Thus when I first saw the school, it was a group of inter-connected bungalow buildings with high slate roofs. The Infants were in the original building, near the road, with the school-keepers' house next to it. A much larger room ran parallel, divided in half by a wooden partition and the two halves were each divided into two by curtains, so that lessons on either side had to be kept quiet. In addition there was the fifth classroom which had been added in 1912. I never saw the 1931 additions which were made after I left.
In 1925 I had no conception of why the roof rose so high. That penny did not drop for thirty years and is discussed more fully later on. When I first sat in the room my pleasure was in the huge vault; in working out how the joints fitted together; how the iron tie bars prevented them from spreading and the whole ridge from collapsing. Pleasure in the way the iron had been hammered to form long, smooth welds and that magnificent central eye, with a vertical rod tying the cross bar to the peak of the roof. It was like sitting under a great cathedral vault and feeling the joy of the structure.

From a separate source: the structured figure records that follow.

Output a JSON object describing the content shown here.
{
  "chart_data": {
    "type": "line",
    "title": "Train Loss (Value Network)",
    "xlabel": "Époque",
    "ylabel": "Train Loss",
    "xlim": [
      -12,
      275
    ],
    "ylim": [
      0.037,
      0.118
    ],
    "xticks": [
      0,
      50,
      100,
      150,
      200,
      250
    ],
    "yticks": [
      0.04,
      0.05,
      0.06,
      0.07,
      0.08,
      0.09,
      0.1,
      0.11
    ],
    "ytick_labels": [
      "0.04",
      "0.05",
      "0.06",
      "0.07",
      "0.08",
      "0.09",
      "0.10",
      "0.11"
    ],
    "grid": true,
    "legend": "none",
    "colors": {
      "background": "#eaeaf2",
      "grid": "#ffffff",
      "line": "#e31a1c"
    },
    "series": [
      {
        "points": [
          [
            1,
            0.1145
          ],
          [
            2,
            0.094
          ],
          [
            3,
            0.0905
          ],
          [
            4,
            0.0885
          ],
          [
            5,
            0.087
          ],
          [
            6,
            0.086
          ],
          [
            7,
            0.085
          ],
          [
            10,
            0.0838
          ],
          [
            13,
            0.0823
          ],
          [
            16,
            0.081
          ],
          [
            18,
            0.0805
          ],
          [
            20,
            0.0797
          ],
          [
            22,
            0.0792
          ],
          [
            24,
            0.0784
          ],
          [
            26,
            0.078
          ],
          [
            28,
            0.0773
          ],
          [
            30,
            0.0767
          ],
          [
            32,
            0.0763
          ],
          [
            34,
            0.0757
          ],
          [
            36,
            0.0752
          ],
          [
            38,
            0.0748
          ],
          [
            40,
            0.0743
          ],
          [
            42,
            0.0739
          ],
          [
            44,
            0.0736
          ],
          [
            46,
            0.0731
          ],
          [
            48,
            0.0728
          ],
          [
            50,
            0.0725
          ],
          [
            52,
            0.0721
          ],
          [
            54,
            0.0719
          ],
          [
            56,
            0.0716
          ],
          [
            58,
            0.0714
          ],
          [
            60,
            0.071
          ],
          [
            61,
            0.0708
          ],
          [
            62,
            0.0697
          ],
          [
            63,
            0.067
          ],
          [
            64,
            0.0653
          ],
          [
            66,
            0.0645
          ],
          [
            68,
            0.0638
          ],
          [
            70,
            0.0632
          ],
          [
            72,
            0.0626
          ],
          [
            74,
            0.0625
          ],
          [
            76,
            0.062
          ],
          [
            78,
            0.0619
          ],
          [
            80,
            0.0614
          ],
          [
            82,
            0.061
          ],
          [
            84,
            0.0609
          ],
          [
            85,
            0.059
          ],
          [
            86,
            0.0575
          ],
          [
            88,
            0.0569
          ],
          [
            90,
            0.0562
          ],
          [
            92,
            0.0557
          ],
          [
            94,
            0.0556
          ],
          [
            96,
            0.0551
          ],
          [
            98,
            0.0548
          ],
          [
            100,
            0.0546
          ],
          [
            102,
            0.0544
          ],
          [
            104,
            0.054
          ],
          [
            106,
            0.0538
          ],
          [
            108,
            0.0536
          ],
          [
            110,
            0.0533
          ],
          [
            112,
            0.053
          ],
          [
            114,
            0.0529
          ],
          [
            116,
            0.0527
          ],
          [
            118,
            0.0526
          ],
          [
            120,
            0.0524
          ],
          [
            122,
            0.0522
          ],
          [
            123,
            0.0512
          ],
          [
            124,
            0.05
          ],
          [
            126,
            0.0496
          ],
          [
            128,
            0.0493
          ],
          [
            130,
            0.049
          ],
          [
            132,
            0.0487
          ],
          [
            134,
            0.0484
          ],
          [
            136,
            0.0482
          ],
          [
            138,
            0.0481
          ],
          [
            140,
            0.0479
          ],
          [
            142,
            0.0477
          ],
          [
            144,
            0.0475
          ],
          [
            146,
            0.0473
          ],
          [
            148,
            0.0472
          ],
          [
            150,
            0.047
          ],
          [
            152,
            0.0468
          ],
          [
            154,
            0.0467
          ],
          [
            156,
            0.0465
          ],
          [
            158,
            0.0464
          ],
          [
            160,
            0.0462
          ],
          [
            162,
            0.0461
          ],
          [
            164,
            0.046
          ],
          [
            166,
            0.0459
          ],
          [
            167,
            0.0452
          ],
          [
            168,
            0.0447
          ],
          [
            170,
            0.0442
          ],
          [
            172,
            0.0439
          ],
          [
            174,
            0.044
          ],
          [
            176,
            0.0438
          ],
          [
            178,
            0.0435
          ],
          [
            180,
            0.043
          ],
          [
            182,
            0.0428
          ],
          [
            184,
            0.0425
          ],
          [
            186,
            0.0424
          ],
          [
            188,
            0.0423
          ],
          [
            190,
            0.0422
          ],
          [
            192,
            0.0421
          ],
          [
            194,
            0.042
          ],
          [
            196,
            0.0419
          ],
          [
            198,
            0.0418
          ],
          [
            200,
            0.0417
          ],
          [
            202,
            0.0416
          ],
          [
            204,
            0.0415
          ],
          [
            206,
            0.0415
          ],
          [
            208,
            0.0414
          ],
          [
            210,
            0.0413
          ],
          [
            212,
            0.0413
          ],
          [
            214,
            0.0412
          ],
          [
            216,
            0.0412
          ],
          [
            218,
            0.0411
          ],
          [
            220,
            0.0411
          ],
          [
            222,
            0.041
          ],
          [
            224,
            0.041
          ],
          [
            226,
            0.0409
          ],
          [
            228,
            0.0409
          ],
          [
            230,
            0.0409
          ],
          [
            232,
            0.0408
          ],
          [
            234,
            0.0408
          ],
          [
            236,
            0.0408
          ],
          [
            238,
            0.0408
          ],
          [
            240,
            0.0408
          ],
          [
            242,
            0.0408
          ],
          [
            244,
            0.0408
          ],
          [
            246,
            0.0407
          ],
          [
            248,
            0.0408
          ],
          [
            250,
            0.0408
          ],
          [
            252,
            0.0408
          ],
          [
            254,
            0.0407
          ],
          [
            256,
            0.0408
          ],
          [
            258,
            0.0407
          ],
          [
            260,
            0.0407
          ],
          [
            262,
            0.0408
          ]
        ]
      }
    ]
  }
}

An imaginative young teacher had started these dreams. One afternoon he sprang to life, acting out being a building. He stood against the wall and became that wall. The class had felt the weight of the bricks pressing down on the top of his head, so heavy that he almost buckled at the knees. Then, when the walls had been built to door height, he acted the bricks above the doorway, unsupported and loose, raining down on his head. This made us laugh, but he found a solution - a lintel. A beam of wood or concrete over the head of the door would bridge the gap and support the bricks above.